Elementary Education
"If K-12.com virtual academies are in eight states, are the kids in Georgia talking to the kids in Pennsylvania? Are they working on history projects together and exchanging historic photographs? Are they being assigned to use their digital cameras to photograph historic buildings in Savannah and Philadelphia that they can exchange? I use this as an amazing opportunity for kids to get the kind of education that they can't get in the face-to-face classroom. In the effort to make our online version as close to the face-to-face version as possible eliminates the world of possibilities that online education offers."
"Some of the states require online elementary teachers to meet once a week with every child in the school. By inviting all the children and their families in at the same time, like on a Friday to do cool projects together, they form a big community. It helps the online school grow stronger when the children and parents get to know each other."

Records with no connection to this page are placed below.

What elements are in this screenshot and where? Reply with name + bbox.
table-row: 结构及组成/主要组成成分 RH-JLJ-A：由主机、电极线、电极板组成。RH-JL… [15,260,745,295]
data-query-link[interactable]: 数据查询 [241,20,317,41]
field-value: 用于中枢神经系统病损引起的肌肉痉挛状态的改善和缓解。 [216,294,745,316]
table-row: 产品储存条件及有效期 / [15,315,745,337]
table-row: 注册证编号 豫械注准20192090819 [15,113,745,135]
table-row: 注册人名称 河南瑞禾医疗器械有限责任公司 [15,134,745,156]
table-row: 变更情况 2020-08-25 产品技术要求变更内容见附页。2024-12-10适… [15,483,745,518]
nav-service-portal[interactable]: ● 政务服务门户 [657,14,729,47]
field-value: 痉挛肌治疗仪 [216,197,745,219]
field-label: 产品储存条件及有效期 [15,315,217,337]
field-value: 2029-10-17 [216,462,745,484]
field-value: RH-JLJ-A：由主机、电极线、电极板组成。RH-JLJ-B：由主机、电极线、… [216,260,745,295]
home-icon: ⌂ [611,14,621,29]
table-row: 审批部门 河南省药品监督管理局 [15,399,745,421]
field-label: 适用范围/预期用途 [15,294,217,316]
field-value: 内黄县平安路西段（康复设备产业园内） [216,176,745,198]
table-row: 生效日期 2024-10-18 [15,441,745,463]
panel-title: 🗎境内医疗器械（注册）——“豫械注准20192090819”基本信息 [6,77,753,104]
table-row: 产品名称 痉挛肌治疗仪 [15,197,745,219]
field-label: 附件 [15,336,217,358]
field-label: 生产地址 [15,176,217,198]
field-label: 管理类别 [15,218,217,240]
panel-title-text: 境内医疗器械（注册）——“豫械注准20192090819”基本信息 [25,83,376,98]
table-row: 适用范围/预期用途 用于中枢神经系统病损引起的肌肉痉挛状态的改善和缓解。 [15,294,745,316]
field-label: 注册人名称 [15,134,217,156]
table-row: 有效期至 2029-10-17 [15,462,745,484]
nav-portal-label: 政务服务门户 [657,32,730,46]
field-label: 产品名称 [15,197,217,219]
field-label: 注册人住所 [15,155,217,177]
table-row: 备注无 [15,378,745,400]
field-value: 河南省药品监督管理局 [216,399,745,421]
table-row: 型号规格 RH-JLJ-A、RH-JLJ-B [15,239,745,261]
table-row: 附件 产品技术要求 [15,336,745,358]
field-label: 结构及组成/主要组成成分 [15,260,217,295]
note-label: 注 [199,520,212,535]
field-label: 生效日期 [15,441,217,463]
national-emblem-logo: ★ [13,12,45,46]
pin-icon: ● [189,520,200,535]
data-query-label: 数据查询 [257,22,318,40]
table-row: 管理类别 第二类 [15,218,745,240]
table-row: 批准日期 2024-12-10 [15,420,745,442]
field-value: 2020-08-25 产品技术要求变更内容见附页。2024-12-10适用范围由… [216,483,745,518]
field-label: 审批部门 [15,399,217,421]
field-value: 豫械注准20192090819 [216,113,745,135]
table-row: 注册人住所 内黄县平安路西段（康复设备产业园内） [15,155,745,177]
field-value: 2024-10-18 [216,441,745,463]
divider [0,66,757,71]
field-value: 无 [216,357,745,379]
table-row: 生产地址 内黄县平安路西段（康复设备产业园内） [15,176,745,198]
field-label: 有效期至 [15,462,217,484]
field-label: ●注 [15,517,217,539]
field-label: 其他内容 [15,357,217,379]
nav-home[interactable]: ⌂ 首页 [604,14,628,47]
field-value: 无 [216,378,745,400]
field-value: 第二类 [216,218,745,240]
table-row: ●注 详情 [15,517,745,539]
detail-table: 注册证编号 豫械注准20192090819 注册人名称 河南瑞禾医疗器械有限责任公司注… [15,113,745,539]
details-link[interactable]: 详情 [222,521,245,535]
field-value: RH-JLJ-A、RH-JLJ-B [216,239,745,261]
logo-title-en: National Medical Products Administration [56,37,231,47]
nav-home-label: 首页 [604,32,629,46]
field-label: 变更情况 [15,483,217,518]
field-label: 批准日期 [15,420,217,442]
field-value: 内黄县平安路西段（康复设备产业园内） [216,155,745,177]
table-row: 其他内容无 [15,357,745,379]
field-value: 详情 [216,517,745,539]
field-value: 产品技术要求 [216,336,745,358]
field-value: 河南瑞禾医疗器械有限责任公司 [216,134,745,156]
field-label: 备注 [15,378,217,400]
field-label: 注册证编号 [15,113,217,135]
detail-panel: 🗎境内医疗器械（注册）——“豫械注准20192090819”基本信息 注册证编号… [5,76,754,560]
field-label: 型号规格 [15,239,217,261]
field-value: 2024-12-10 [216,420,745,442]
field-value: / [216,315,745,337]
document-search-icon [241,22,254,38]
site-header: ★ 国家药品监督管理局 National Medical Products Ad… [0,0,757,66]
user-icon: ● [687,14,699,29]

"We can't expect elementary students to be sitting in front of a computer. When I teach science lessons, I take an interactive approach, talking to the kids as if they were right in front of me. I do a prism project using Jell-o that the kids love. All of our online science lessons are project-based. We move them away from the computer almost immediately and get them into hands-on activity. They come back to the computer only when they are ready for the next step."
"To be sure that the elementary students are really moving through the work, we require them to do a weekly review of what they have learned that week."
"We include the scoring rubric as part of every writing lesson as well as oral and creative book reports. That way, students know what is expected of them and take responsibility for what they get out of each lesson."
"My K-3 students study printing and cursive handwriting. Then in the fourth grade, they study keyboarding. Since all their assessments after fourth grade require proficient keyboarding, they are required to study it. And the students say it saves them time with their work."
"We use conference calling for our weekly staff meetings but meet face-to-face once a month."
"We do an architectural project that requires students to research famous structures from the modern and historic worlds. As they research the building, they draw a scale model using mathematics to calculate the proportions. The students all connect with each other through the First Class E-mail account to discuss building styles, interesting historic facts, and to recommend pertinent links. The students earn "funny" money for going beyond basic requirements, for example, for choosing multiple, complex, or ancient buildings. I encourage them to seek out buildings from antiquity and not choose the box-shaped local stores. If they are in proximity to other students, they may choose to pool their money to buy building supplies, usually toothpicks, gumdrops and connectors, and build their buildings together. I find that when they move to the building stage, the more money they have, the taller, stronger, bigger, and fancier building they will build. Usually, they seek out others who have worked hard and researched more too. At the end, we get together to measure and stress test the buildings. We give awards for the strongest, the most cost effective, and the tallest building built with the least amount of material. The project is usually three weeks (about an hour a day) but if kids work together it could take up to six weeks."
"For my eighth grade cooking class, students not only share their recipes and techniques but also photograph their projects which they send along with their write-ups."
"A travel project has the students traveling around the world with a budget of $50,000. They have to visit every continent using Travelocity to book flights and hotels. This combines their geography and foreign language curricula. It requires critical thinking and planning. This year we are partnering in-classroom students with online students to make the trip. They used First Class E-mail program to live chat about their project and we used threaded discussion for key questions."